Anger and despair might well induce some people to list entire neighbourhoods for demolition – although that has happened all over the country without necessarily generating anything better.
Yorkshire is the ideal place to pilot a scheme of this kind, containing a great range of landscapes and towns and cities which have been benighted by thoughtless ugly buildings and structures. If I may say so as a Londoner, Yorkshire people are noted for their independence of mind. They are enemies of abstract theory and pretentious folderol, in architecture and planning as in everything else. Their selections of the ugliest buildings in Yorkshire could galvanize the rest of the country to demand the demolition of their local monstrosities.
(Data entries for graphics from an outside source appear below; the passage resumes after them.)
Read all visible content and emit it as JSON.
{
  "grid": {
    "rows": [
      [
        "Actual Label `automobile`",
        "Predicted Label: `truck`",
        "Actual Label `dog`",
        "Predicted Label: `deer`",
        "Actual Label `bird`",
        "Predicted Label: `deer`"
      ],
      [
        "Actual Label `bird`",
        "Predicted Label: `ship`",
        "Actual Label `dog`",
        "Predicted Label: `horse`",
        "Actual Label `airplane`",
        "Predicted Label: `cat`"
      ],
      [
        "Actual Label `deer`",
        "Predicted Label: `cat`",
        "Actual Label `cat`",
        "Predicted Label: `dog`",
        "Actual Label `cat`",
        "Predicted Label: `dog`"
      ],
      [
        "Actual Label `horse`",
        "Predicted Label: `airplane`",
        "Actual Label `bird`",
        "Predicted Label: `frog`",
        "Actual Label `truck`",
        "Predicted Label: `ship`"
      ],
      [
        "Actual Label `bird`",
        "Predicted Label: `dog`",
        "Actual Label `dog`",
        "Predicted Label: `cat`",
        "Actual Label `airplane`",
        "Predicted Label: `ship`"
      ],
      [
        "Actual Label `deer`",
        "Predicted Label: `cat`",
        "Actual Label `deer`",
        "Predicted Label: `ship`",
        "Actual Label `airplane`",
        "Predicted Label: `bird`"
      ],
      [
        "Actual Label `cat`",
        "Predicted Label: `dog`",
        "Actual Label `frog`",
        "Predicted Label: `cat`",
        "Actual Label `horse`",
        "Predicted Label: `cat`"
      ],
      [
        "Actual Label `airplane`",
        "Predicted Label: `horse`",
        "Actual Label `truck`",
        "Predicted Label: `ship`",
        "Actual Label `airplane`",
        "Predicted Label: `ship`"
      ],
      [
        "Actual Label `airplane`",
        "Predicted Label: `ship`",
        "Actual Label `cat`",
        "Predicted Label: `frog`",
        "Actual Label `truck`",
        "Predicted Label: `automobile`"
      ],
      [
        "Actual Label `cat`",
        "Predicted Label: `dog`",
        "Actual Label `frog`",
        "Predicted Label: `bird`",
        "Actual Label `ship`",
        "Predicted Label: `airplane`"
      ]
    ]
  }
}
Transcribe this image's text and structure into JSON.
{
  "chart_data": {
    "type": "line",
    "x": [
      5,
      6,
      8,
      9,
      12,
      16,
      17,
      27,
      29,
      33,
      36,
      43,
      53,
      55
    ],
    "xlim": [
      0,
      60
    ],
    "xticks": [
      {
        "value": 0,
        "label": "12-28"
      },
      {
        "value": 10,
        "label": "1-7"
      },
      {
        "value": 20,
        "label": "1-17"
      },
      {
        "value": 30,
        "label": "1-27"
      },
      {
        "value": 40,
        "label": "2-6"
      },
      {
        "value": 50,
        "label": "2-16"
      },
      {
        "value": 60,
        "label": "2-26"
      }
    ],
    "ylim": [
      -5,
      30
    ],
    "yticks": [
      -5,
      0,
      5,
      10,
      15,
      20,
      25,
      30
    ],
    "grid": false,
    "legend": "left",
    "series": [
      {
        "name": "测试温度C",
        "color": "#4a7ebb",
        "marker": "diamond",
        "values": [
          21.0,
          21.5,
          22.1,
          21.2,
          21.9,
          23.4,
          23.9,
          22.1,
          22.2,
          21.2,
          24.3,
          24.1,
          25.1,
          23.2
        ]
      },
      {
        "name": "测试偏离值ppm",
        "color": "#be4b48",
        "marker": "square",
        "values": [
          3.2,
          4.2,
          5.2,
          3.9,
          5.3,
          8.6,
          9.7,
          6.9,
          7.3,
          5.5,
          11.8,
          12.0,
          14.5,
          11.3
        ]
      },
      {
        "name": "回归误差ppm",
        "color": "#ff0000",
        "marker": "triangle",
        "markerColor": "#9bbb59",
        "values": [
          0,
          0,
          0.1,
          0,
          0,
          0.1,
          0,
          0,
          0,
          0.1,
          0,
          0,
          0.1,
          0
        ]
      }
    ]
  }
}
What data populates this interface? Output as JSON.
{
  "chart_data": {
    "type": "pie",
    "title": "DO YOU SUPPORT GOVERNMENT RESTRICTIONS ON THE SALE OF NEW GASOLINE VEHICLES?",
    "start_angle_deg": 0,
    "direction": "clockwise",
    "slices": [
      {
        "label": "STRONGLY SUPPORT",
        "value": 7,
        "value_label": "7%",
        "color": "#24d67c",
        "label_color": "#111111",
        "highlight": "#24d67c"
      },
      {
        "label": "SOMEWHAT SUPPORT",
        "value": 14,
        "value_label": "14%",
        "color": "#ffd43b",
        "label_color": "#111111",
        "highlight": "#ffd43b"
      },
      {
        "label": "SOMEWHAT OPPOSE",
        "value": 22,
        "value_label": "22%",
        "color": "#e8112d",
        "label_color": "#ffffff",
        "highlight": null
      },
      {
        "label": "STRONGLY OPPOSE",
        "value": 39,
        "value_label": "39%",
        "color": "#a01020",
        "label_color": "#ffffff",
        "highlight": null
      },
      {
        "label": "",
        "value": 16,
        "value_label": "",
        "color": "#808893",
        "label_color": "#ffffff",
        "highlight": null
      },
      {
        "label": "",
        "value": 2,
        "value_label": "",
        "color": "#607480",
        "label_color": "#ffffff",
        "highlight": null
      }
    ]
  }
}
If architects and developers and planners everywhere knew which buildings were hated and why, it is just possible that they would not repeat them.
One afterthought for planning authorities. They should not approve any major non-residential development unless it offers public toilet facilities. I hear sniggers: suppress them.
Well-maintained public toilets make a major contribution to public health and public decency. Without them, people excrete or vomit in the street or even in private gardens, and they are not necessarily drunken yobs but law-abiding respectable people in desperation. Public toilets are already under-provided and I am certain that they are being lost faster than being replaced. Some have even been turned into fashionable cocktail bars, and are thereby creating additional demand from their patrons when they finally stagger out of them.
New public toilets might become part of the replacement for any building subject to a democratic demolition order – turning an excrescence into a convenience.